I am currently just working with plain-text files.
Suggestion 1. Use a database.
Suggestion 2. Use a lock file. Use OS-level API calls to open a file with an exclusive
lock. The first user to acquire this file has exclusive access to the data. When that
user finishes their transaction, close the file, release the OS-level lock.
Suggestion 3. Don't "update" the file. Log the history of changes. You can then read usernames and timestamps from the log to find the latest version.
If you do this, you need to make each request do something like this.
When getting the current state, read the last line from the file. Also, get the file size and last modification time. Keep the size and last modified time in the session. Display the current state in the form.

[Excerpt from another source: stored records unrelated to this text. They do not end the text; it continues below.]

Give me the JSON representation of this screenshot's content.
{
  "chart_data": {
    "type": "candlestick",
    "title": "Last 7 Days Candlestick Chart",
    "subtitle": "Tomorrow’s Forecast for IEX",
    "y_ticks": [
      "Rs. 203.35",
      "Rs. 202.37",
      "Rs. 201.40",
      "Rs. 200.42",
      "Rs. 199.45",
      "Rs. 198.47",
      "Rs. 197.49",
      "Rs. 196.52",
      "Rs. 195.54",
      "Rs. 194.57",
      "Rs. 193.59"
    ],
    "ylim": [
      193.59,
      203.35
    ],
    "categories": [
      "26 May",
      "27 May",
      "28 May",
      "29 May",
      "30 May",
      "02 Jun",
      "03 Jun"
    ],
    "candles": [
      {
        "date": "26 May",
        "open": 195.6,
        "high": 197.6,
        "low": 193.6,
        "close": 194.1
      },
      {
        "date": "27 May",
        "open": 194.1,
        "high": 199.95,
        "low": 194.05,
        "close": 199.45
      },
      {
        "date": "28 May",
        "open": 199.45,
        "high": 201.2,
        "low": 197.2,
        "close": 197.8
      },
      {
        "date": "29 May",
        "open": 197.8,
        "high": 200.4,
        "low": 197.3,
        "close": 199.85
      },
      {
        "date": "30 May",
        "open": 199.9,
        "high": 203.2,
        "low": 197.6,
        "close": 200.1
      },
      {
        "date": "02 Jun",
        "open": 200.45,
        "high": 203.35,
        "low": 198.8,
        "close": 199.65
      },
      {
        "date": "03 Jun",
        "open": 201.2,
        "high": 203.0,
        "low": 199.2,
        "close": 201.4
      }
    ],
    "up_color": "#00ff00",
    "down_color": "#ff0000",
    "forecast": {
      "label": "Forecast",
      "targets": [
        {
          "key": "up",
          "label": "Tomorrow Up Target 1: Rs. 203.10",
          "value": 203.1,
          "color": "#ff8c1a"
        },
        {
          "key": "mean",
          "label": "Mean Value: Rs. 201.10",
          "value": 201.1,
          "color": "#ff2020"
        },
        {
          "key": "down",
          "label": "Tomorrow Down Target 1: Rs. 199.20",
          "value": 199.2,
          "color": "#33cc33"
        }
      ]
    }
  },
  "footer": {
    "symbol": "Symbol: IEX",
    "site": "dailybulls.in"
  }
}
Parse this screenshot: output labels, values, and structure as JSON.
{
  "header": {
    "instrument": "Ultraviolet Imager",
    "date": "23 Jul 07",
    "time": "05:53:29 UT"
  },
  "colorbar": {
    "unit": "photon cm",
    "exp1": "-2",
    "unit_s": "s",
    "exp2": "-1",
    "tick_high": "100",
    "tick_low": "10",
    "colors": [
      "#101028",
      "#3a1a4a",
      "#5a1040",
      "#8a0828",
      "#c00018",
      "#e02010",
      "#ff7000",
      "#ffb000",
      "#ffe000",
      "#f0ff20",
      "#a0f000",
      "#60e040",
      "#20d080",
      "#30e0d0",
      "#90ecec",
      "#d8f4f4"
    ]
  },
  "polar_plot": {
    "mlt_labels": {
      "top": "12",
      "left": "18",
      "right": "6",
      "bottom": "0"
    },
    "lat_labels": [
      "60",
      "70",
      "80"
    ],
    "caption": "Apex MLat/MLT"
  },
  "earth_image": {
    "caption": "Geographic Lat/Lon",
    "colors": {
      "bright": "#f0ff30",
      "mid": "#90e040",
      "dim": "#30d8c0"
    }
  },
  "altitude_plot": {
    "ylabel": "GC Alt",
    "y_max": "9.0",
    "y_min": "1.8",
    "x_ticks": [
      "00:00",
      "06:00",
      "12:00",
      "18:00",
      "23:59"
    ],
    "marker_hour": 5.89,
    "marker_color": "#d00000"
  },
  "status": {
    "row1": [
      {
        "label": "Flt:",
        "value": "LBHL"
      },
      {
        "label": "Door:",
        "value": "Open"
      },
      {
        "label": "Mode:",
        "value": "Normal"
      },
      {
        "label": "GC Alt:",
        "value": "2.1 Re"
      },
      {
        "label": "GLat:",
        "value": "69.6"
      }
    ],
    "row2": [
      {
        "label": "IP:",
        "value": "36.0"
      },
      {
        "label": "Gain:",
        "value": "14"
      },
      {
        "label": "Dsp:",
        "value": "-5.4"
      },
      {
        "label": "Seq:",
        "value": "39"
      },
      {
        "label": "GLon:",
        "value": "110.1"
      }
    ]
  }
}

When the user's change is being processed, check the file size and last modification time. If the file is different from what was recorded in the session, this user is attempting an update to data which was changed by someone else. Read the last line from the file. Also, get the file size and last modification time. Keep the size and last modified time in the session. Display the current state in the form.
In addition, you might want to have two files. One with "current" data, the other with the history of changes. This can make it faster to find the current data, since it's the only record in the current state file.
Another choice is to have a "header" in your file that is a fixed-size block of text. Each time you append, you also seek(0,0)
and refresh the header with the offset to the last record as well as the timestamp of the last change.